Dette de la province de Buenos Aires: reculer pour mieux sauter (dans le vide)

Le nouveau gouverneur Kicillof vient encore de reculer au 3 février la date-limite d'adhésion des créditeurs au reprofilage proposé.

Le nouveau gouverneur Axel Kicillof vient encore de retarder au 3 février la date-limite d'adhésion des créditeurs au reprofilage brutal qu'il leur a proposé.

En effet, la dette héritée de sa prédécesseure macriste Maria-Eugenia Vidal est énorme et les deux tiers sont sous la forme de bons dollarisés (dont 20% sous juridiction étatsunienne: du pain bénit pour les fonds-vautours...)

Un remboursement d'intérêt et de capital pour un montant de 250 millions de dollars était dû à fin janvier, mais l'argent manque et le président Fernandez a rejeté toute idée d'une reprise totale ou partielle de la dette provinciale par l'Etat. Face à cette impasse, Kicillof a proposé de payer une partie des intérêts (7 millions de dollars) et de décaler tout le reste au mois de mai. Sa proposition n'a pas eu beaucoup de succès: à la première date -limite du 23 janvier, seulement un peu plus du quart des créditeurs ont accepté ce délai, loin des 75% nécessaires pour éviter une déclaration de défaut.

Le gouvernement provincial a maintenu son offre jusqu'à hier 31 janvier, sans beaucoup plus de résultats, et a donc été obligé de la prolonger une nouvelle fois jusqu'au 3 février, avant-veille du jour où la province sera déclarée officiellement en défaut de paiement.

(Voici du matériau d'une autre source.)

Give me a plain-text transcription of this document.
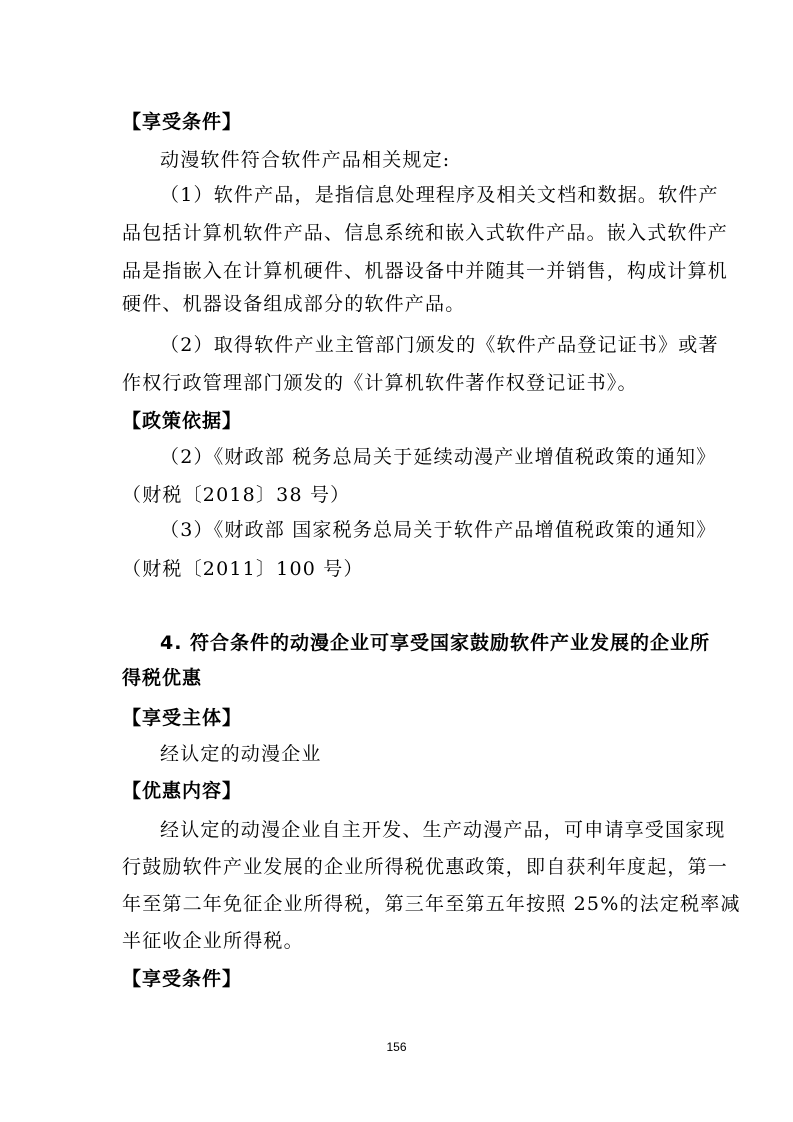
【享受条件】
动漫软件符合软件产品相关规定:
（1）软件产品，是指信息处理程序及相关文档和数据。软件产
品包括计算机软件产品、信息系统和嵌入式软件产品。嵌入式软件产
品是指嵌入在计算机硬件、机器设备中并随其一并销售，构成计算机
硬件、机器设备组成部分的软件产品。
（2）取得软件产业主管部门颁发的《软件产品登记证书》或著
作权行政管理部门颁发的《计算机软件著作权登记证书》。
【政策依据】
（2）《财政部 税务总局关于延续动漫产业增值税政策的通知》
（财税〔2018〕38 号）
（3）《财政部 国家税务总局关于软件产品增值税政策的通知》
（财税〔2011〕100 号）
4. 符合条件的动漫企业可享受国家鼓励软件产业发展的企业所
得税优惠
【享受主体】
经认定的动漫企业
【优惠内容】
经认定的动漫企业自主开发、生产动漫产品，可申请享受国家现
行鼓励软件产业发展的企业所得税优惠政策，即自获利年度起，第一
年至第二年免征企业所得税，第三年至第五年按照 25%的法定税率减
半征收企业所得税。
【享受条件】
156
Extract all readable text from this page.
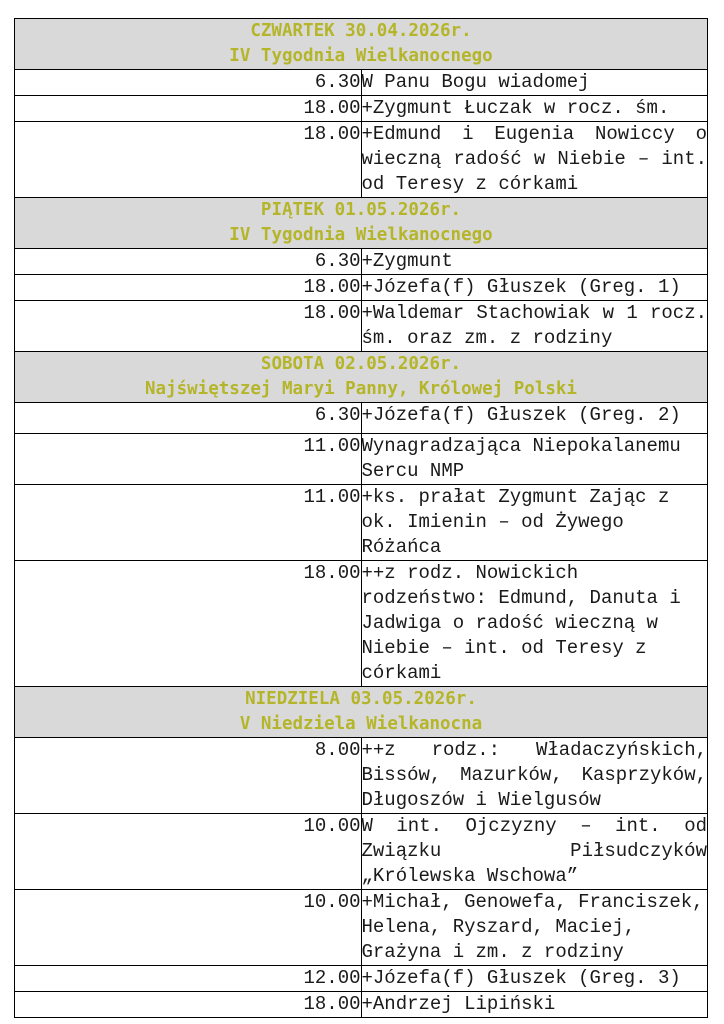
CZWARTEK 30.04.2026r.
IV Tygodnia Wielkanocnego	

6.30	W Panu Bogu wiadomej
18.00	+Zygmunt Łuczak w rocz. śm.
18.00	+Edmund i Eugenia Nowiccy o wieczną radość w Niebie – int. od Teresy z córkami

PIĄTEK 01.05.2026r.
IV Tygodnia Wielkanocnego	

6.30	+Zygmunt
18.00	+Józefa(f) Głuszek (Greg. 1)
18.00	+Waldemar Stachowiak w 1 rocz. śm. oraz zm. z rodziny

SOBOTA 02.05.2026r.
Najświętszej Maryi Panny, Królowej Polski	

6.30	+Józefa(f) Głuszek (Greg. 2)
11.00	Wynagradzająca Niepokalanemu Sercu NMP
11.00	+ks. prałat Zygmunt Zając z ok. Imienin – od Żywego Różańca
18.00	++z rodz. Nowickich rodzeństwo: Edmund, Danuta i Jadwiga o radość wieczną w Niebie – int. od Teresy z córkami

NIEDZIELA 03.05.2026r.
V Niedziela Wielkanocna	

8.00	++z rodz.: Władaczyńskich, Bissów, Mazurków, Kasprzyków, Długoszów i Wielgusów
10.00	W int. Ojczyzny – int. od Związku Piłsudczyków „Królewska Wschowa”
10.00	+Michał, Genowefa, Franciszek, Helena, Ryszard, Maciej, Grażyna i zm. z rodziny
12.00	+Józefa(f) Głuszek (Greg. 3)
18.00	+Andrzej Lipiński
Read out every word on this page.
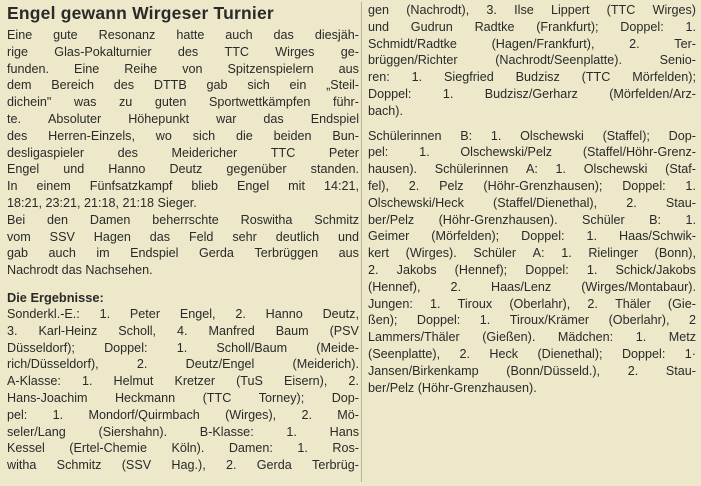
Engel gewann Wirgeser Turnier
Eine gute Resonanz hatte auch das diesjäh-
rige Glas-Pokalturnier des TTC Wirges ge-
funden. Eine Reihe von Spitzenspielern aus
dem Bereich des DTTB gab sich ein „Steil-
dichein" was zu guten Sportwettkämpfen führ-
te. Absoluter Höhepunkt war das Endspiel
des Herren-Einzels, wo sich die beiden Bun-
desligaspieler	des	Meidericher	TTC	Peter
Engel und Hanno Deutz gegenüber standen.
In einem Fünfsatzkampf blieb Engel mit 14:21,
18:21, 23:21, 21:18, 21:18 Sieger.
Bei den Damen beherrschte Roswitha Schmitz
vom SSV Hagen das Feld sehr deutlich und
gab auch im Endspiel Gerda Terbrüggen aus
Nachrodt das Nachsehen.
Die Ergebnisse:
Sonderkl.-E.: 1. Peter Engel, 2. Hanno Deutz,
3. Karl-Heinz Scholl, 4. Manfred Baum (PSV
Düsseldorf); Doppel: 1. Scholl/Baum (Meide-
rich/Düsseldorf),	2.	Deutz/Engel	(Meiderich).
A-Klasse: 1. Helmut Kretzer (TuS Eisern), 2.
Hans-Joachim Heckmann (TTC Torney); Dop-
pel: 1. Mondorf/Quirmbach (Wirges), 2. Mö-
seler/Lang	(Siershahn).	B-Klasse:	1.	Hans
Kessel (Ertel-Chemie Köln). Damen: 1. Ros-
witha Schmitz (SSV Hag.), 2. Gerda Terbrüg-
gen (Nachrodt), 3. Ilse Lippert (TTC Wirges)
und Gudrun Radtke (Frankfurt); Doppel: 1.
Schmidt/Radtke	(Hagen/Frankfurt),	2.	Ter-
brüggen/Richter	(Nachrodt/Seenplatte).	Senio-
ren: 1. Siegfried Budzisz (TTC Mörfelden);
Doppel: 1. Budzisz/Gerharz (Mörfelden/Arz-
bach).
Schülerinnen B: 1. Olschewski (Staffel); Dop-
pel: 1. Olschewski/Pelz (Staffel/Höhr-Grenz-
hausen). Schülerinnen A: 1. Olschewski (Staf-
fel), 2. Pelz (Höhr-Grenzhausen); Doppel: 1.
Olschewski/Heck (Staffel/Dienethal), 2. Stau-
ber/Pelz (Höhr-Grenzhausen). Schüler B: 1.
Geimer (Mörfelden); Doppel: 1. Haas/Schwik-
kert (Wirges). Schüler A: 1. Rielinger (Bonn),
2. Jakobs (Hennef); Doppel: 1. Schick/Jakobs
(Hennef), 2. Haas/Lenz (Wirges/Montabaur).
Jungen: 1. Tiroux (Oberlahr), 2. Thäler (Gie-
ßen); Doppel: 1. Tiroux/Krämer (Oberlahr), 2
Lammers/Thäler (Gießen). Mädchen: 1. Metz
(Seenplatte), 2. Heck (Dienethal); Doppel: 1·
Jansen/Birkenkamp (Bonn/Düsseld.), 2. Stau-
ber/Pelz (Höhr-Grenzhausen).
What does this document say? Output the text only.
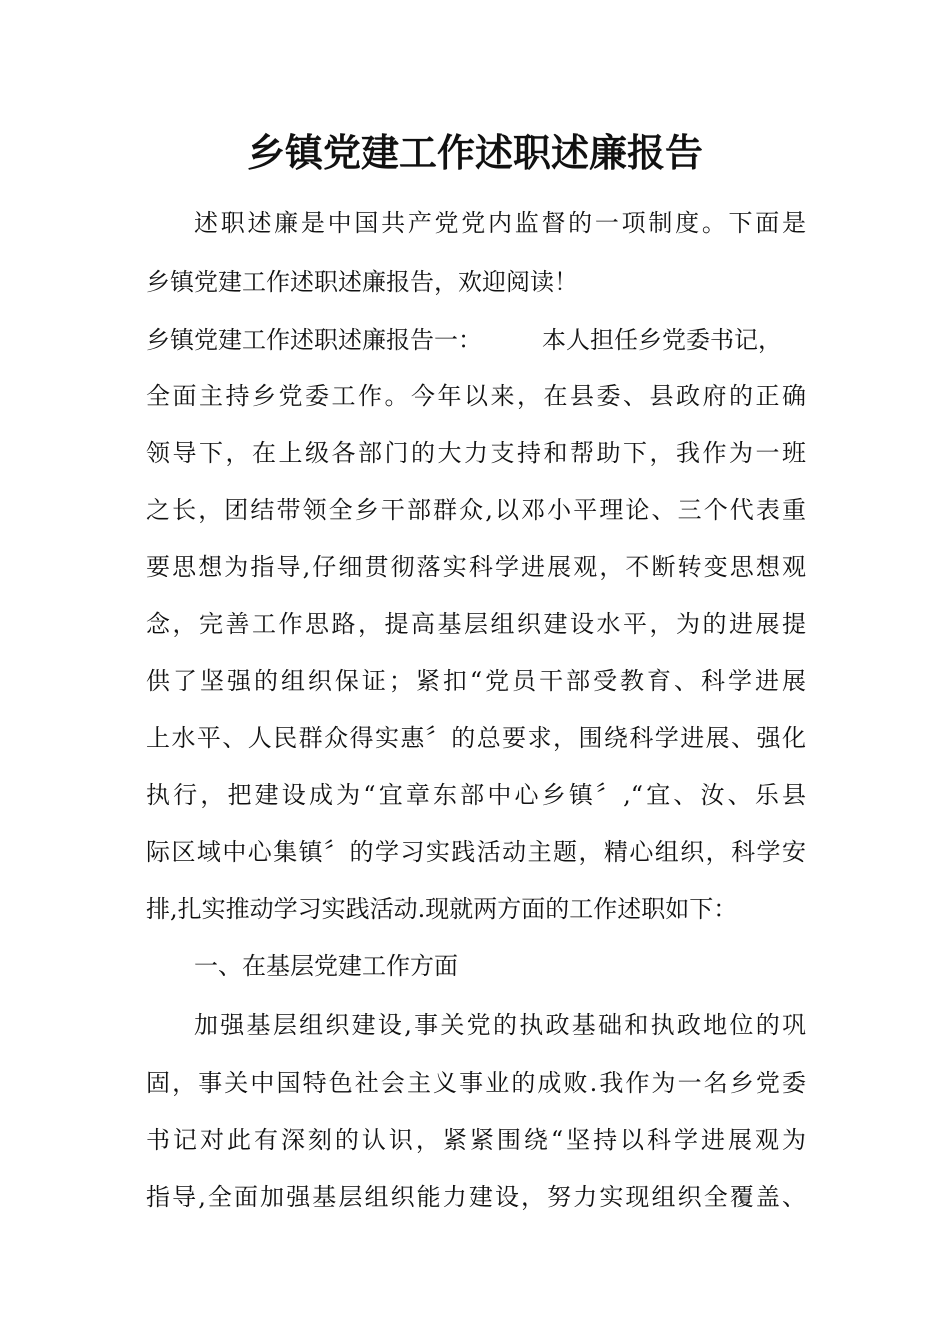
乡镇党建工作述职述廉报告
述职述廉是中国共产党党内监督的一项制度。下面是
乡镇党建工作述职述廉报告，欢迎阅读！
乡镇党建工作述职述廉报告一：	本人担任乡党委书记，
全面主持乡党委工作。今年以来，在县委、县政府的正确
领导下，在上级各部门的大力支持和帮助下，我作为一班
之长，团结带领全乡干部群众,以邓小平理论、三个代表重
要思想为指导,仔细贯彻落实科学进展观，不断转变思想观
念，完善工作思路，提高基层组织建设水平，为的进展提
供了坚强的组织保证；紧扣“党员干部受教育、科学进展
上水平、人民群众得实惠〞的总要求，围绕科学进展、强化
执行，把建设成为“宜章东部中心乡镇〞,“宜、汝、乐县
际区域中心集镇〞的学习实践活动主题，精心组织，科学安
排,扎实推动学习实践活动.现就两方面的工作述职如下：
一、在基层党建工作方面
加强基层组织建设,事关党的执政基础和执政地位的巩
固，事关中国特色社会主义事业的成败.我作为一名乡党委
书记对此有深刻的认识，紧紧围绕“坚持以科学进展观为
指导,全面加强基层组织能力建设，努力实现组织全覆盖、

Le refus de Fernandez de contribuer (par exemple, en consentant à Kicillof un prêt-relais de quelques dizaines de millions de dollars pour assurer un premier remboursement partiel et rendre ainsi l'offre de reprofilage plus facile à accepter par les créditeurs) à éviter un défaut de cette province stratégique me semble un choix politicien à courte vue, car les répercussions d'un défaut de la plus importante province (40% de la population du pays) sur l'ensemble de la dette extérieure argentine risquent de lui coûter au final bien plus cher à la fois en termes de position internationale et de politique intérieure.